My overall argument over the years, working from The Worldwide Home Office, has been both capitalistic and green. In short, it has been about both green as in money and green as in the environment.
Here is the truth of the matter. Americans are simply wasteful in ways that do not benefit either themselves or the community as a whole. The argument I encounter often is that we have a right to be as wasteful as we want. Where that might be true, I also have a right to be as critical about it as I want. The readers of this blog are free to buy Hummers and waste natural resources, commute hours to work, and duplicate space or build a footprint on this planet as big as his or her ego will allow. I am free to explain that there is, in my humble opinion, a better way that serves each of us better, both individually and the community as a whole. Readers are entitled to their opinions, and I am entitled to mine. Being allowed to express a difference of opinion is really the true meaning of freedom in my book.
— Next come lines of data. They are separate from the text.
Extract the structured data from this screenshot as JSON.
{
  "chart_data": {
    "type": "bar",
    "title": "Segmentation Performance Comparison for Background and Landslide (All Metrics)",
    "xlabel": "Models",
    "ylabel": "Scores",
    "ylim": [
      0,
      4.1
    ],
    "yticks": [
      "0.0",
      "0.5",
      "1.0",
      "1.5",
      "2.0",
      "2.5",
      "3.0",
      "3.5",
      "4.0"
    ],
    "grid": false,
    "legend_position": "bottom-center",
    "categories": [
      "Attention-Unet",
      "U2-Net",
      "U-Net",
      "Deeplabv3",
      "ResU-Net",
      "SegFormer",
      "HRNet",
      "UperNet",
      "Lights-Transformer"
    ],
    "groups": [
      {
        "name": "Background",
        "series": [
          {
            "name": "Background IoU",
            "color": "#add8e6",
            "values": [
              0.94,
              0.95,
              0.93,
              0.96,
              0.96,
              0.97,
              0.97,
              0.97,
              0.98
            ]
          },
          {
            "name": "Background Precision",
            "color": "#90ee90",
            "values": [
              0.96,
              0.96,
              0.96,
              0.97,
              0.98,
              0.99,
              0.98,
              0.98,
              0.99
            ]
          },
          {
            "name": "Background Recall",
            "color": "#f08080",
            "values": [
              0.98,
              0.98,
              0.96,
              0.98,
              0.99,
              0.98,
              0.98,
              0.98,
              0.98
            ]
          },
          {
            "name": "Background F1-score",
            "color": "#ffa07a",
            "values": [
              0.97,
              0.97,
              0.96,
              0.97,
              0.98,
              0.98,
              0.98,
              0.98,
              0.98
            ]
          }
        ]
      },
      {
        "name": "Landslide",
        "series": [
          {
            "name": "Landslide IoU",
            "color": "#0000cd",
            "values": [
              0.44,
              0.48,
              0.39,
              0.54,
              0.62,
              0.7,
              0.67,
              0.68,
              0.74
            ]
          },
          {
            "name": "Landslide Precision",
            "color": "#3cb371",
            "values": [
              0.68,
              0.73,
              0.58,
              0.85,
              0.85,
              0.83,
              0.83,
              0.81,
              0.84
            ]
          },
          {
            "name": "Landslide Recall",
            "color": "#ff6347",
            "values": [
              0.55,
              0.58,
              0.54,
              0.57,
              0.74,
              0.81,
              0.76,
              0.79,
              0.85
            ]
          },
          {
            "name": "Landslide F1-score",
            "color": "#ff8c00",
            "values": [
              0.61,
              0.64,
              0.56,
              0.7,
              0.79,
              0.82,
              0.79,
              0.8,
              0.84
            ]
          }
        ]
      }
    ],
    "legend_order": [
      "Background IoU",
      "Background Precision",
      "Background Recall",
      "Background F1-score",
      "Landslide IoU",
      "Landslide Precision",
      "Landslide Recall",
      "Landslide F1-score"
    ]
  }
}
But ultimately, the problem arises when some people see my advocacy as impinging on their free speech. These people believe it better that I not speak as it conflicts with their opinion of the World. I think I have a right to express myself and they are free to read it or not, believe it or not, or adhere to it or not.
Now, whether or not my motive for practicing law from home conflicts with someone's view of what is politically correct, my point is pretty simple. Our bedrooms are empty two-thirds of the time. Our living rooms are empty seven-eights of the time. Our office buildings are empty one-half of the time. All of this space is both the largest waste of our personal money and resources, and it is the largest single consumer of energy. Space consumes more energy and results in more pollution than cars, or anything else. Getting to and from our spaces is probably responsbile for a good bit of the oil and gas we use. The more we reduce our footprint, the more money we get to keep to spend as we personally see fit. As an added bonus, with a smaller footprint we are less dependent on foreign sources of energy. There is less polution. We have better air quality. We are less stressed. We have more time. To me, all of this amounts to more freedom.
It is true that I have often viewed this policy of mcmansions in the suburbs, macdaddy offices in the city, and a gas guzzler to get between the two as destructive both economically and environmentally. I believe that reducing our footprint we can benefit us both economically and environmentally, personally and for the greater good.
I think it is okay to be as conservative as you want and still work out of your home. Do it for the personal savings and the extra time it affords you and your family. You do not want to do it for the environment? You want to use the savings to buy a bigger house and a bigger vehicle? That is up to you.